In this study I would like to propose that there are many factors affecting the distribution of opportunities to participate in extra-curricular activities of junior high school students in General Santos City National High School. These factors are the nature of the student’s curriculum, class standing, academic performance, socio-economic backgrounds, and the students’ relationship with each other from different curriculum.
According to Annu & Sunita (2015), extra-curricular activities are defined as any activities that take place beyond what is compulsory for the school curriculum. These activities are voluntary and students usually do not receive extra credit for these (Holloway, 2000). In most schools, the students are given free choices whether to be involved in extra-curricular activities or not, but in many private schools they treat extra-curricular activities as a mandatory requirement for their students because they believe that this can help their students to be more ‘well-rounded’ (Stoltzfus, 2007, 4). Furthermore, according to Jones (1925), students’ engagement towards extra-curricular activities will help develop their ability to be involved in community problems.

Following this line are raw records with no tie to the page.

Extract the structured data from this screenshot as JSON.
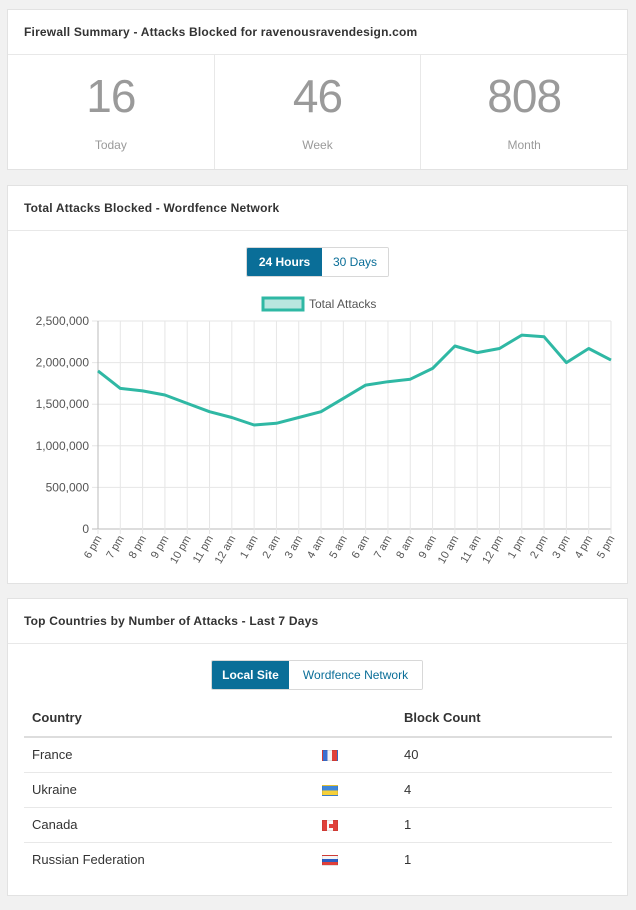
{
  "firewall": {
    "title": "Firewall Summary - Attacks Blocked for ravenousravendesign.com",
    "stats": [
      {
        "value": "16",
        "label": "Today"
      },
      {
        "value": "46",
        "label": "Week"
      },
      {
        "value": "808",
        "label": "Month"
      }
    ]
  },
  "network": {
    "title": "Total Attacks Blocked - Wordfence Network",
    "toggle": {
      "active": "24 Hours",
      "inactive": "30 Days"
    },
    "chart_data": {
      "type": "line",
      "legend": "Total Attacks",
      "series_color": "#2fb8a4",
      "x": [
        "6 pm",
        "7 pm",
        "8 pm",
        "9 pm",
        "10 pm",
        "11 pm",
        "12 am",
        "1 am",
        "2 am",
        "3 am",
        "4 am",
        "5 am",
        "6 am",
        "7 am",
        "8 am",
        "9 am",
        "10 am",
        "11 am",
        "12 pm",
        "1 pm",
        "2 pm",
        "3 pm",
        "4 pm",
        "5 pm"
      ],
      "series": [
        {
          "name": "Total Attacks",
          "values": [
            1900000,
            1690000,
            1660000,
            1610000,
            1510000,
            1410000,
            1340000,
            1250000,
            1270000,
            1340000,
            1410000,
            1570000,
            1730000,
            1770000,
            1800000,
            1930000,
            2200000,
            2120000,
            2170000,
            2330000,
            2310000,
            2000000,
            2170000,
            2030000
          ]
        }
      ],
      "yticks": [
        "2,500,000",
        "2,000,000",
        "1,500,000",
        "1,000,000",
        "500,000",
        "0"
      ],
      "ylim": [
        0,
        2500000
      ],
      "grid": true
    }
  },
  "countries": {
    "title": "Top Countries by Number of Attacks - Last 7 Days",
    "toggle": {
      "active": "Local Site",
      "inactive": "Wordfence Network"
    },
    "headers": {
      "country": "Country",
      "count": "Block Count"
    },
    "rows": [
      {
        "country": "France",
        "count": "40",
        "flag": "france-flag"
      },
      {
        "country": "Ukraine",
        "count": "4",
        "flag": "ukraine-flag"
      },
      {
        "country": "Canada",
        "count": "1",
        "flag": "canada-flag"
      },
      {
        "country": "Russian Federation",
        "count": "1",
        "flag": "russia-flag"
      }
    ]
  }
}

These engagements, he believed, will provide students “a sense of personal responsibility for fair play and for unselfish service and will help them to become increasingly self-directed” (Jones, 1925, 512) In the education system today, extra-curricular activities have become an integral component in a student’s life. Studies related to these usually focus more on the effects of participating in extra-curricular activities to the academic performance of students. One of these is the study conducted by McCarthy (2000) in which he emphasized that those students who participate more in extra-curricular activities has significantly higher GPA’s and significantly lower absenteeism.